One player who no longer needs that motivation is Wharton freshman Elliot Bernstein, since he was eliminated this past Wednesday by another student who lives down the hall from him.
“The girl came to my room and knocked on my door,” he said. “Initially I thought it was a friend so I jokingly yelled at her to get out. Turned out it was some neighbor who I never talk to so I said oh come in. Then she killed me! I didn’t last very long but I guess thats the competitiveness they’re talking about at Wharton?”
Though Elliot has gained some insights on how to succeed in Wharton as a result of the game, many participants are actually distracted from school work.
“There are definitely a few individuals who stop going to class as much because you are safer in your own room,” Li said, even if Bernstein wasn’t so lucky. “Also, people have used Hostile Takeover as an excuse to not go to a class they didn’t want to go to anyway. Many people have friends go out and grab food for them instead of risking the walk to a dining hall.”
Dining halls are safe zones, but the journey to the dining hall remains perilous. Other safe zones include classrooms when class is in session, silent study rooms, libraries, OCR interviews, the Hilton Inn at Penn and faculty offices, among a few other places.

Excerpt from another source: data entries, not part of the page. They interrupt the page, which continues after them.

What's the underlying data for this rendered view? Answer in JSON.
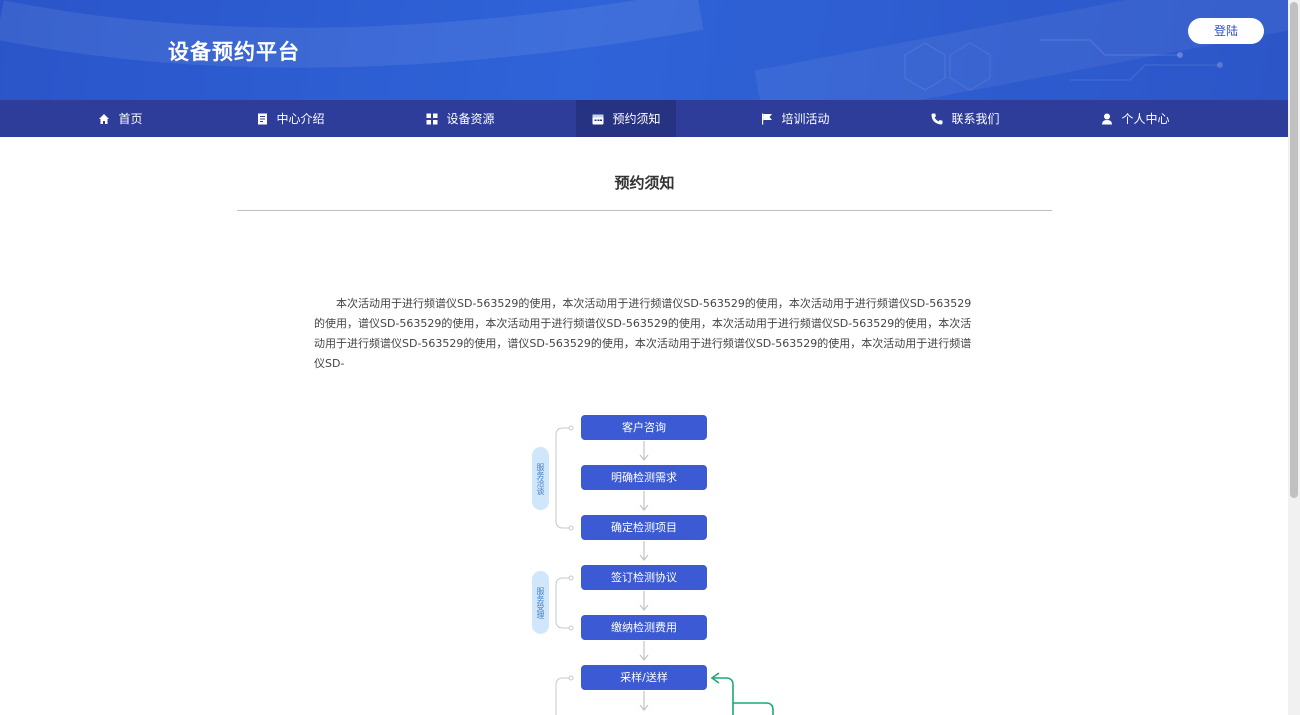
{
  "header": {
    "site_title": "设备预约平台",
    "login_label": "登陆"
  },
  "nav": {
    "items": [
      {
        "label": "首页",
        "icon": "home-icon"
      },
      {
        "label": "中心介绍",
        "icon": "document-icon"
      },
      {
        "label": "设备资源",
        "icon": "grid-icon"
      },
      {
        "label": "预约须知",
        "icon": "calendar-icon",
        "active": true
      },
      {
        "label": "培训活动",
        "icon": "flag-icon"
      },
      {
        "label": "联系我们",
        "icon": "phone-icon"
      },
      {
        "label": "个人中心",
        "icon": "user-icon"
      }
    ]
  },
  "main": {
    "title": "预约须知",
    "notice_text": "本次活动用于进行频谱仪SD-563529的使用，本次活动用于进行频谱仪SD-563529的使用，本次活动用于进行频谱仪SD-563529的使用，谱仪SD-563529的使用，本次活动用于进行频谱仪SD-563529的使用，本次活动用于进行频谱仪SD-563529的使用，本次活动用于进行频谱仪SD-563529的使用，谱仪SD-563529的使用，本次活动用于进行频谱仪SD-563529的使用，本次活动用于进行频谱仪SD-"
  },
  "flow": {
    "steps": [
      "客户咨询",
      "明确检测需求",
      "确定检测项目",
      "签订检测协议",
      "缴纳检测费用",
      "采样/送样"
    ],
    "groups": [
      "服务洽谈",
      "服务受理"
    ]
  },
  "colors": {
    "banner": "#2f63d8",
    "nav": "#2e3d9a",
    "nav_active": "#263383",
    "flow_box": "#3b5ad3",
    "group_pill": "#cfe6fb",
    "feedback_arrow": "#1aab6f"
  }
}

Some students find that keys to success, besides only showing your face in safe zones, include finding your target’s class schedule and hitting them at times when they are most vulnerable, such as walking to and from class. It is also advisable to ignore social judgement and carry around your shield — the paper plate — at all times.
With a game that seems simple in concept and execution, there is still a lot of work that goes into getting the game ready. Li said she started working with her fellow club members and cohorts “by the second week of classes”. The game started on Oct. 23, so many weeks of effort went into it. The Hostile Takeover organizers write a thorough two-page rule book, which attempts to account for any potential conflicts that arise during the game. They also organize dates, start times and the official kick-off event.
Furthermore, for future years, the Wharton Cohorts are trying to expand and improve the game for next year. A common misconception is that only Wharton students can participate — but students from across graduate and undergraduate schools, and even professors, are welcome to participate.
Li said one way the organizers plan on expanding past Wharton is to do more advertising on Locust Walk as well as in Jon M. Huntsman Hall.
The Final Boardroom will take place on Nov. 18. In addition to the awards for the main winners, other players will receive prizes for fastest kill, most elaborate plot, best haiku and funniest photo at the at the gamemaster’s discretion.